I have a task that involves hitting a webservice some million times and save response in a file (separate file for each request).
I have got the high-level working code but little confuse on couple of things.
-
What is the difference between following two syntaxes ?
pool = Pool(processes=4) pool.starmap(task, listOfInputParametersTuple)
and
with Pool(processes=4) as pool:
pool.map(task, listOfInputParametersTuple)
-
Is there a way to avoid reading the entire input file before starting the multiprocessing Pool? Basically, read each line and immediately spawn a pool task.
with open (list_of_ids, 'r') as infile: for id in infile: listOfInputParametersTuple.append( tuple ((id, queue, requestBodyTemplate)) pool.starmap(task, listOfInputParametersTuple)
-
In the task, I use a fairly large requestBodyTemplate and passed id to create a JSON request. This requestBodyTemplate variable is duplicated in each element of the input tuple. Is there a way to pass it to the
task
function outside of input-tuple. -
How do one ensure that all spawned tasks are finished before exiting the main program?
-
Any pointers on timing out the task if it is taking too long so to release the pool ?
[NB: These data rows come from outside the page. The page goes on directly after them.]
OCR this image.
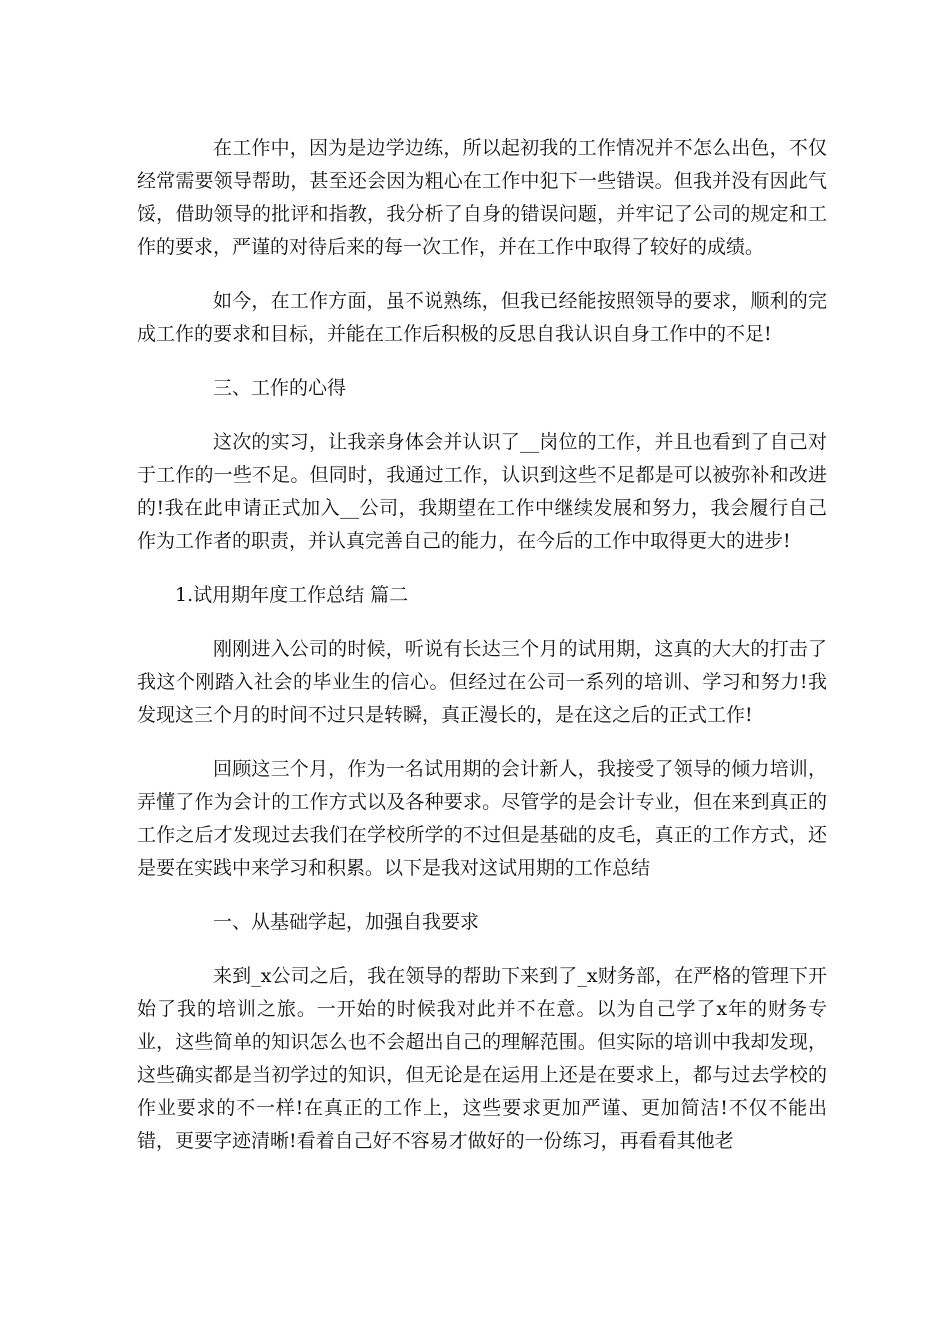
在工作中，因为是边学边练，所以起初我的工作情况并不怎么出色，不仅经常需要领导帮助，甚至还会因为粗心在工作中犯下一些错误。但我并没有因此气馁，借助领导的批评和指教，我分析了自身的错误问题，并牢记了公司的规定和工作的要求，严谨的对待后来的每一次工作，并在工作中取得了较好的成绩。

如今，在工作方面，虽不说熟练，但我已经能按照领导的要求，顺利的完成工作的要求和目标，并能在工作后积极的反思自我认识自身工作中的不足!

三、工作的心得

这次的实习，让我亲身体会并认识了__岗位的工作，并且也看到了自己对于工作的一些不足。但同时，我通过工作，认识到这些不足都是可以被弥补和改进的!我在此申请正式加入__公司，我期望在工作中继续发展和努力，我会履行自己作为工作者的职责，并认真完善自己的能力，在今后的工作中取得更大的进步!

1.试用期年度工作总结 篇二

刚刚进入公司的时候，听说有长达三个月的试用期，这真的大大的打击了我这个刚踏入社会的毕业生的信心。但经过在公司一系列的培训、学习和努力!我发现这三个月的时间不过只是转瞬，真正漫长的，是在这之后的正式工作!

回顾这三个月，作为一名试用期的会计新人，我接受了领导的倾力培训，弄懂了作为会计的工作方式以及各种要求。尽管学的是会计专业，但在来到真正的工作之后才发现过去我们在学校所学的不过但是基础的皮毛，真正的工作方式，还是要在实践中来学习和积累。以下是我对这试用期的工作总结

一、从基础学起，加强自我要求

来到_x公司之后，我在领导的帮助下来到了_x财务部，在严格的管理下开始了我的培训之旅。一开始的时候我对此并不在意。以为自己学了x年的财务专业，这些简单的知识怎么也不会超出自己的理解范围。但实际的培训中我却发现，这些确实都是当初学过的知识，但无论是在运用上还是在要求上，都与过去学校的作业要求的不一样!在真正的工作上，这些要求更加严谨、更加简洁!不仅不能出错，更要字迹清晰!看着自己好不容易才做好的一份练习，再看看其他老
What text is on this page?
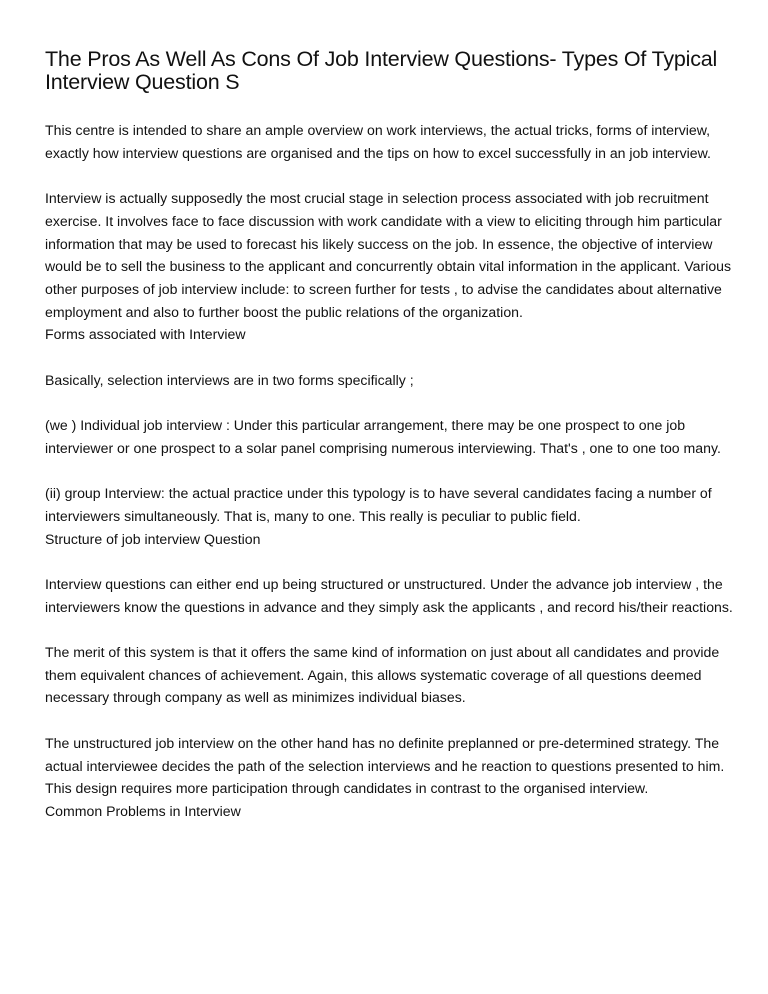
The Pros As Well As Cons Of Job Interview Questions- Types Of Typical Interview Question S

This centre is intended to share an ample overview on work interviews, the actual tricks, forms of interview, exactly how interview questions are organised and the tips on how to excel successfully in an job interview.

Interview is actually supposedly the most crucial stage in selection process associated with job recruitment exercise. It involves face to face discussion with work candidate with a view to eliciting through him particular information that may be used to forecast his likely success on the job. In essence, the objective of interview would be to sell the business to the applicant and concurrently obtain vital information in the applicant. Various other purposes of job interview include: to screen further for tests , to advise the candidates about alternative employment and also to further boost the public relations of the organization.

Forms associated with Interview

Basically, selection interviews are in two forms specifically ;

(we ) Individual job interview : Under this particular arrangement, there may be one prospect to one job interviewer or one prospect to a solar panel comprising numerous interviewing. That's , one to one too many.

(ii) group Interview: the actual practice under this typology is to have several candidates facing a number of interviewers simultaneously. That is, many to one. This really is peculiar to public field.

Structure of job interview Question

Interview questions can either end up being structured or unstructured. Under the advance job interview , the interviewers know the questions in advance and they simply ask the applicants , and record his/their reactions.

The merit of this system is that it offers the same kind of information on just about all candidates and provide them equivalent chances of achievement. Again, this allows systematic coverage of all questions deemed necessary through company as well as minimizes individual biases.

The unstructured job interview on the other hand has no definite preplanned or pre-determined strategy. The actual interviewee decides the path of the selection interviews and he reaction to questions presented to him. This design requires more participation through candidates in contrast to the organised interview.

Common Problems in Interview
Feel free to share any other suggestions you may have.
Thanks
Objective :
- Read a list of 1 million IDs from a file
- For each id, craft a JSON.
- Request a webservice with above created JSON. (takes few seconds to get response)
- Save output of response to a directory.
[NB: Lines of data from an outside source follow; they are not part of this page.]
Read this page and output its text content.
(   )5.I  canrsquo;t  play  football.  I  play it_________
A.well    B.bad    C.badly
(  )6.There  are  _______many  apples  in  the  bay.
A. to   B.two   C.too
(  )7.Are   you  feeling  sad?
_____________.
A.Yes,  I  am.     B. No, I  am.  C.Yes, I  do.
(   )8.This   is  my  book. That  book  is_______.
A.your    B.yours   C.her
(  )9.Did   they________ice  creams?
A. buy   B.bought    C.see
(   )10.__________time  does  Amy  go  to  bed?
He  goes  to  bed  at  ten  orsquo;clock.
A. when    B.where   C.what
- Save status to a unified “status” file
Task –
def task(i,queue):
# get the current process
process = current_process()
# generate some work
s = random.randint(1, 10)
# block to simulate work
print (f"TASK function : {process} - sleep for {s} sec")
sleep(s)
data = f"{process} - sleep {s} sec - {i} - {queue}"
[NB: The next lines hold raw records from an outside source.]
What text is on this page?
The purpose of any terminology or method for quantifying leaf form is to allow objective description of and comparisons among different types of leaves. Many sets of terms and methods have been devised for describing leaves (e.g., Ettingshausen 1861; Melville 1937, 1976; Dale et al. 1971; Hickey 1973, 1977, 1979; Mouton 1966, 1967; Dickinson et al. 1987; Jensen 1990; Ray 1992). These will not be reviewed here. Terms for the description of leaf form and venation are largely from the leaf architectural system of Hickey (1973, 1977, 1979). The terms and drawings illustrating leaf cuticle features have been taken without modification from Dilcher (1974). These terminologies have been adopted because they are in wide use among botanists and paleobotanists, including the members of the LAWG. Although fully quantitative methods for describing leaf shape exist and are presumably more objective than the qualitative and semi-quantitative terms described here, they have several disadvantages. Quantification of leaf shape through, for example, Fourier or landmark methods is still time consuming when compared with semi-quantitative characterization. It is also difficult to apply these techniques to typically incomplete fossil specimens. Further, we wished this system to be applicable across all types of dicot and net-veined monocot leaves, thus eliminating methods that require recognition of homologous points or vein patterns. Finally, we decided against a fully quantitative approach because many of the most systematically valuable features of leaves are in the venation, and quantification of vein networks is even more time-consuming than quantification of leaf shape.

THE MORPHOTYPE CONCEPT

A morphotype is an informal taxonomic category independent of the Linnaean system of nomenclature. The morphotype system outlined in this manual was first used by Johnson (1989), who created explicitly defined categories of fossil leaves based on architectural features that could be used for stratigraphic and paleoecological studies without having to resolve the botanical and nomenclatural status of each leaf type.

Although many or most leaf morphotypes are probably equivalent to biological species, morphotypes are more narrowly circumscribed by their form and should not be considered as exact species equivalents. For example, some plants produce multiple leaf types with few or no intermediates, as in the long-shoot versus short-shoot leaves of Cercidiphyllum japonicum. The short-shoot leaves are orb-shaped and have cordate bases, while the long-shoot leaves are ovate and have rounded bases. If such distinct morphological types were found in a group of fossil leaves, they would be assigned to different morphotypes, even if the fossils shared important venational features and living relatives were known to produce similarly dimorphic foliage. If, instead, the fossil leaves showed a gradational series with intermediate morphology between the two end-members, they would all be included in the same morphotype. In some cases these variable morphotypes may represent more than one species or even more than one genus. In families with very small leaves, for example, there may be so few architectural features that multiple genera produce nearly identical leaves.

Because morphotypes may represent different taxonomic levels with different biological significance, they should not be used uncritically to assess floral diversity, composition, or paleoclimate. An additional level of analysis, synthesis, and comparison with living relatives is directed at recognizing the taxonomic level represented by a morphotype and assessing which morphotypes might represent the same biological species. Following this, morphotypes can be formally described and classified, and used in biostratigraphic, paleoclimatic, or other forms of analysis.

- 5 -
print (f"TASK function: {data}")
# put it on the queue
queue.put(data)
Main method –
def main ():
set_start_method('spawn')
pool = Pool(processes=4)
with open (list_of_ids, 'r') as infile:
for line in infile:
listOfInputParametersTuple.append( tuple ((line, queue , ))
requestBodyTemplate = getRequestBodyTemplateJSON()
# set the fork start method
# create the manager
with Manager() as manager:
# create the shared queue
queue = manager.Queue()
Process(target=listener, args=(queue,)).start()
print ("back in main after starting listener ")
# execute the tasks_i in parallel # use starmap to have multiple params
pool.starmap(task, listOfInputParametersTuple)
# pool.starmap(task, zip ( args_i, itertools.repeat(queue)))
pool.close()
pool.join()
# wait for all tasks to get over
sleep(10)
print ("n Sending None message to queue ")
queue.put(None)